September 17, 2023

Museum Review - West Australia Shipwrecks Museum

G’day, it’s Megasilverfist again. I was recently in Freo1 on a business trip and had time to stop by the place’s main attraction, Cicerello’s “the home of fish ‘n’ chips” the West Australia Shipwrecks Museum.2

The main building, originally a commissary and one of the first British building in Australia
Type: Shipwreck museum
Location: Fremantle, Western Australia3
Rating: 5/5, A great trip through the history of Australia, the development of naval technology, and the techniques of underwater archeology disguised as an already impressive collection of salvaged artifacts and period accounts of shipwrecks.
Price: Free with a recommended donation of 5 AUD (~3 USD)

During the age of sail, vessels frequently crashed against the many shores and reefs off the west of Australia. And in the modern day diving is a popular hobby in WA with many divers donating time the museum-associated Maritime Archaeological Association of Western Australia.
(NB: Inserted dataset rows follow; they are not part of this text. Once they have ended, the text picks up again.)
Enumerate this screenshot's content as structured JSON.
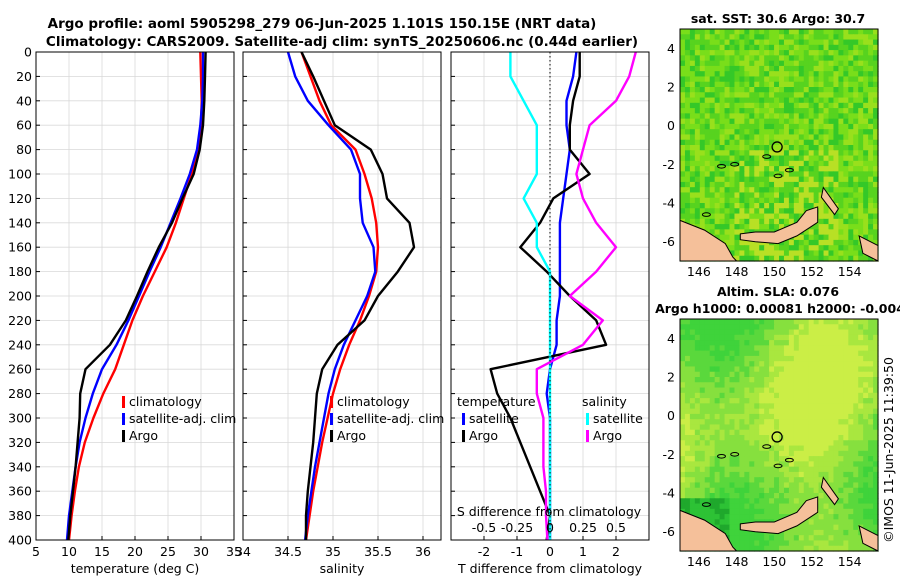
{
  "titles": {
    "line1": "Argo profile: aoml 5905298_279 06-Jun-2025 1.101S 150.15E (NRT data)",
    "line2": "Climatology: CARS2009. Satellite-adj clim: synTS_20250606.nc (0.44d earlier)"
  },
  "credit": "©IMOS 11-Jun-2025 11:39:50",
  "chart_data": [
    {
      "type": "line",
      "name": "temperature",
      "xlabel": "temperature (deg C)",
      "ylabel": "",
      "xlim": [
        5,
        35
      ],
      "ylim": [
        400,
        0
      ],
      "xticks": [
        "5",
        "10",
        "15",
        "20",
        "25",
        "30",
        "35"
      ],
      "yticks": [
        "0",
        "20",
        "40",
        "60",
        "80",
        "100",
        "120",
        "140",
        "160",
        "180",
        "200",
        "220",
        "240",
        "260",
        "280",
        "300",
        "320",
        "340",
        "360",
        "380",
        "400"
      ],
      "colors": {
        "climatology": "#ff0000",
        "satellite": "#0000ff",
        "argo": "#000000"
      },
      "legend": [
        "climatology",
        "satellite-adj. clim",
        "Argo"
      ],
      "series": [
        {
          "name": "climatology",
          "x": [
            29.9,
            30.0,
            30.1,
            30.0,
            29.6,
            28.6,
            27.4,
            26.2,
            24.8,
            23.0,
            21.2,
            19.6,
            18.3,
            17.0,
            15.2,
            13.7,
            12.4,
            11.5,
            10.9,
            10.4,
            10.0
          ],
          "y": [
            0,
            20,
            40,
            60,
            80,
            100,
            120,
            140,
            160,
            180,
            200,
            220,
            240,
            260,
            280,
            300,
            320,
            340,
            360,
            380,
            400
          ]
        },
        {
          "name": "satellite-adj. clim",
          "x": [
            30.3,
            30.3,
            30.2,
            29.9,
            29.4,
            28.3,
            26.9,
            25.4,
            23.9,
            22.2,
            20.6,
            19.0,
            17.2,
            15.0,
            13.6,
            12.5,
            11.6,
            11.0,
            10.5,
            10.0,
            9.7
          ],
          "y": [
            0,
            20,
            40,
            60,
            80,
            100,
            120,
            140,
            160,
            180,
            200,
            220,
            240,
            260,
            280,
            300,
            320,
            340,
            360,
            380,
            400
          ]
        },
        {
          "name": "Argo",
          "x": [
            30.7,
            30.6,
            30.5,
            30.3,
            29.8,
            28.9,
            27.2,
            25.6,
            23.6,
            21.9,
            20.3,
            18.6,
            16.2,
            12.5,
            11.7,
            11.6,
            11.3,
            11.0,
            10.6,
            10.2,
            9.9
          ],
          "y": [
            0,
            20,
            40,
            60,
            80,
            100,
            120,
            140,
            160,
            180,
            200,
            220,
            240,
            260,
            280,
            300,
            320,
            340,
            360,
            380,
            400
          ]
        }
      ]
    },
    {
      "type": "line",
      "name": "salinity",
      "xlabel": "salinity",
      "xlim": [
        34,
        36.2
      ],
      "ylim": [
        400,
        0
      ],
      "xticks": [
        "34",
        "34.5",
        "35",
        "35.5",
        "36"
      ],
      "legend": [
        "climatology",
        "satellite-adj. clim",
        "Argo"
      ],
      "series": [
        {
          "name": "climatology",
          "x": [
            34.65,
            34.75,
            34.85,
            34.98,
            35.25,
            35.35,
            35.43,
            35.48,
            35.5,
            35.48,
            35.4,
            35.3,
            35.18,
            35.08,
            35.0,
            34.94,
            34.88,
            34.83,
            34.78,
            34.74,
            34.7
          ],
          "y": [
            0,
            20,
            40,
            60,
            80,
            100,
            120,
            140,
            160,
            180,
            200,
            220,
            240,
            260,
            280,
            300,
            320,
            340,
            360,
            380,
            400
          ]
        },
        {
          "name": "satellite-adj. clim",
          "x": [
            34.5,
            34.58,
            34.72,
            34.95,
            35.2,
            35.3,
            35.3,
            35.33,
            35.45,
            35.47,
            35.38,
            35.25,
            35.12,
            35.02,
            34.95,
            34.9,
            34.85,
            34.8,
            34.76,
            34.72,
            34.69
          ],
          "y": [
            0,
            20,
            40,
            60,
            80,
            100,
            120,
            140,
            160,
            180,
            200,
            220,
            240,
            260,
            280,
            300,
            320,
            340,
            360,
            380,
            400
          ]
        },
        {
          "name": "Argo",
          "x": [
            34.65,
            34.78,
            34.9,
            35.02,
            35.42,
            35.55,
            35.6,
            35.85,
            35.9,
            35.72,
            35.5,
            35.35,
            35.05,
            34.88,
            34.82,
            34.8,
            34.78,
            34.75,
            34.72,
            34.7,
            34.7
          ],
          "y": [
            0,
            20,
            40,
            60,
            80,
            100,
            120,
            140,
            160,
            180,
            200,
            220,
            240,
            260,
            280,
            300,
            320,
            340,
            360,
            380,
            400
          ]
        }
      ]
    },
    {
      "type": "line",
      "name": "difference",
      "xlabel": "T difference from climatology",
      "xlabel_top": "S difference from climatology",
      "xlim": [
        -3,
        3
      ],
      "ylim": [
        400,
        0
      ],
      "xticks": [
        "-2",
        "-1",
        "0",
        "1",
        "2"
      ],
      "sticks": [
        "-0.5",
        "-0.25",
        "0",
        "0.25",
        "0.5"
      ],
      "legend_temperature": [
        "temperature",
        "satellite",
        "Argo"
      ],
      "legend_salinity": [
        "salinity",
        "satellite",
        "Argo"
      ],
      "colors": {
        "t_satellite": "#0000ff",
        "t_argo": "#000000",
        "s_satellite": "#00ffff",
        "s_argo": "#ff00ff"
      },
      "series": [
        {
          "name": "T satellite",
          "x": [
            0.8,
            0.7,
            0.5,
            0.5,
            0.6,
            0.5,
            0.4,
            0.3,
            0.3,
            0.3,
            0.3,
            0.2,
            0.2,
            0.0,
            -0.1,
            0.0,
            0.0,
            0.0,
            0.0,
            0.0,
            0.0
          ],
          "y": [
            0,
            20,
            40,
            60,
            80,
            100,
            120,
            140,
            160,
            180,
            200,
            220,
            240,
            260,
            280,
            300,
            320,
            340,
            360,
            380,
            400
          ]
        },
        {
          "name": "T Argo",
          "x": [
            0.9,
            0.9,
            0.7,
            0.6,
            0.6,
            1.2,
            0.1,
            -0.3,
            -0.9,
            -0.1,
            0.6,
            1.4,
            1.7,
            -1.8,
            -1.6,
            -1.2,
            -0.9,
            -0.6,
            -0.3,
            0.0,
            -0.1
          ],
          "y": [
            0,
            20,
            40,
            60,
            80,
            100,
            120,
            140,
            160,
            180,
            200,
            220,
            240,
            260,
            280,
            300,
            320,
            340,
            360,
            380,
            400
          ]
        },
        {
          "name": "S satellite",
          "x": [
            -0.3,
            -0.3,
            -0.2,
            -0.1,
            -0.1,
            -0.1,
            -0.2,
            -0.1,
            -0.1,
            0.0,
            0.0,
            0.0,
            0.0,
            0.0,
            0.0,
            0.0,
            0.0,
            0.0,
            0.0,
            0.0,
            0.0
          ],
          "y": [
            0,
            20,
            40,
            60,
            80,
            100,
            120,
            140,
            160,
            180,
            200,
            220,
            240,
            260,
            280,
            300,
            320,
            340,
            360,
            380,
            400
          ]
        },
        {
          "name": "S Argo",
          "x": [
            0.65,
            0.6,
            0.5,
            0.3,
            0.25,
            0.2,
            0.25,
            0.35,
            0.5,
            0.35,
            0.15,
            0.4,
            0.25,
            -0.1,
            -0.1,
            -0.05,
            -0.05,
            -0.05,
            -0.03,
            -0.03,
            -0.02
          ],
          "y": [
            0,
            20,
            40,
            60,
            80,
            100,
            120,
            140,
            160,
            180,
            200,
            220,
            240,
            260,
            280,
            300,
            320,
            340,
            360,
            380,
            400
          ]
        }
      ]
    },
    {
      "type": "heatmap",
      "name": "sst-map",
      "title": "sat. SST: 30.6 Argo: 30.7",
      "xlim": [
        145,
        155.5
      ],
      "ylim": [
        -7,
        5
      ],
      "xticks": [
        "146",
        "148",
        "150",
        "152",
        "154"
      ],
      "yticks": [
        "4",
        "2",
        "0",
        "-2",
        "-4",
        "-6"
      ],
      "marker": {
        "lon": 150.15,
        "lat": -1.101
      }
    },
    {
      "type": "heatmap",
      "name": "sla-map",
      "title": "Altim. SLA: 0.076",
      "subtitle": "Argo h1000: 0.00081 h2000: -0.004",
      "xlim": [
        145,
        155.5
      ],
      "ylim": [
        -7,
        5
      ],
      "xticks": [
        "146",
        "148",
        "150",
        "152",
        "154"
      ],
      "yticks": [
        "4",
        "2",
        "0",
        "-2",
        "-4",
        "-6"
      ],
      "marker": {
        "lon": 150.15,
        "lat": -1.101
      }
    }
  ]
}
As a result the museum has a massive collection of salvage which it uses to illustrate the story of (European) exploration and settlement of WA as well as various advances in naval technology.

In fact it has enough, that attempting to do a fair summary meant I was multiple hours and pages in before I finished talking about the first wreck that wasn’t even important enough to get it’s own gallery instead of a spot in the entrance hall. So instead I am going to due a tragically short summary, and include my segment on the first wreck as a teaser of a possible wreck by wreck series which I would love to do but am very much not promising because I thought I was going to finish this entire thing in about an hour like with my last review.

Wrecks provide us with a timeslice of what was happening in ship construction and usage at a given point in time. Supplementing archaeology of the wrecks themselves to period documentation of why the voyage was happening to begin with and how people reacted to the wreck gives us enough context to start getting serious insights into the wider society the ship was from.

The Shipwrecks Museum does an incredible job of leaning into this to the point where if I get around to the wreck by wreck review I plan on addressing the period views on the theology of state sponsored torture, Dutch rapier fencing, early modern liability law, metallurgy, the development of the Swedish artillery industry, and tacky faux classical architecture in the same post.4

The museum is well presented, aesthetically pleasing in design, and puts a lot of effort into accessibility both for wheelchair users, the vision impaired, and people with other sensory issues. If you are anything like the typical reader of this blog you will enjoy visiting.

The entrance gallery lays out the “archaeological mystery” of a wreck that was discovered by spear-fishers and whose bell (atypically) did not have the ship’s name.

Successive displays show increasingly identifying artifacts in order of their recovery as well as information on the recovery process, and various written sources that they were referenced against. Allowing visitors to follow the process of identifying the ship as being (spoilers) the American China trader Rapid. This turned out to be a major discovery, as the economic importance of American China traders was already well documented, but their design and other characteristics were not. Thus the crew’s personal effects and ship’s fittings on display at the museum and the in situ hull survey performed by affiliated divers significantly advanced marine archaeology.

1 bean: For those who don't speak Australian, this is slang for Fremantle, a subdistrict of Perth.

2 I also did Cicerrelo’s and was quite pleased with the chowder.

3 The name of a state though as it covers the entire western third of Australia it as basically interchangeable with west Australia.

4 One post per wreck is starting to look optimistic.


  1. September 17, 2023Rolf Andreassen said...

    underwater areology

    Underwater study of the planet Mars? ...possibly 'arcology' was intended?


  2. September 17, 2023Anonymous said...

    Underwater arcology, that actually sounds pretty cools.

  3. September 18, 2023megasilverfist said...

    Sorry this is a bit unedited I banged it out while I was still traveling since I suspected I'd be busy once I got back. Hope people like it anyway.

  4. September 18, 2023bean said...

    I should have caught those. Fixed now.

    And yes, I liked it quite a lot.

  5. September 18, 2023megasilverfist said...

    Thanks Bean. "shores and reefs" was meant to be shoals and reefs but basically all the shoals are also reefs so I think this works better.

  6. September 21, 2023Alexander said...

    Donating time > donating items to?

  7. October 04, 2023megasilverfist said...

    "Donating time > donating items to?" That one was correct though maybe a bit clunky. They volunteer time to museum expeditions.